SPIEGEL: A sense of shame that still exists today.
 
Aly: One in eight Germans is directly related to someone who became a victim of these murders. And if you include relatives by marriage, this would apply to almost everyone. But it was not discussed in most families. The murder victims have been forgotten.
 
SPIEGEL: Relatives can search the archives.
 
Aly: The institutions that maintain the files on the victims today usually don't publicize the names,

even though there are no privacy concerns involved. I asked the president of the federal archive and the federal data protection commissioner why. Both answered: "Please have consideration for the relatives who are still alive." In the case of the Jews, we would never suppress names. But with the so-called crazy people, we're suddenly told that we want to protect their present-day relatives. Why? From what?

SPIEGEL: It's the relatives' fear that perhaps they too have something in them that isn't quite normal.
 
Aly: That's right. When the first memorials were created 20 years ago and relatives began sending in their first letters, their main concern was: Do we have a genetic disorder in the family?
 
SPIEGEL: In your book, you quote a father who, in the Nazi period, expected the director of an institution to relieve him of responsibility for his child.

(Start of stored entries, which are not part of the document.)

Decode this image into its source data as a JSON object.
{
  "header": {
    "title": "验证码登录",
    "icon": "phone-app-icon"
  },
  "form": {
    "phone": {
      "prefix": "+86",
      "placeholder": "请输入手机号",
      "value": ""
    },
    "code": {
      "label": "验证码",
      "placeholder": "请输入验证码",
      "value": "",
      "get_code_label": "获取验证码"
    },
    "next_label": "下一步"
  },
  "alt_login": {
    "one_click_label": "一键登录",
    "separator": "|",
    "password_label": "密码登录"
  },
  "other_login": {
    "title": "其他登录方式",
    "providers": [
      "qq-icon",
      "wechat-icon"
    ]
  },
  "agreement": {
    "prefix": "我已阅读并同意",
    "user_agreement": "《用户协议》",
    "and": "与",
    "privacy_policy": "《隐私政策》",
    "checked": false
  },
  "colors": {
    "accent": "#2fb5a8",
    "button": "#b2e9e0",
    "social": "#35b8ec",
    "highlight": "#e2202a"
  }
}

This extreme coldness seems disconcerting to us today.
 
Aly: The extreme nature of it does, but the underlying feeling of being burdened doesn't. My father had dementia for many years before he was put in a nursing home. We knew it wasn't ideal, but there was no other option. And here's another example: When a group of roommates and I parted ways 35 years ago, one of us ended up in a mental hospital. The rest of us still get together today, but we don't talk about that person. We don't even know if he's still alive. I mean, the mentally ill aren't exactly easy. When a child becomes mentally ill, there can be a lot of finger-pointing in families.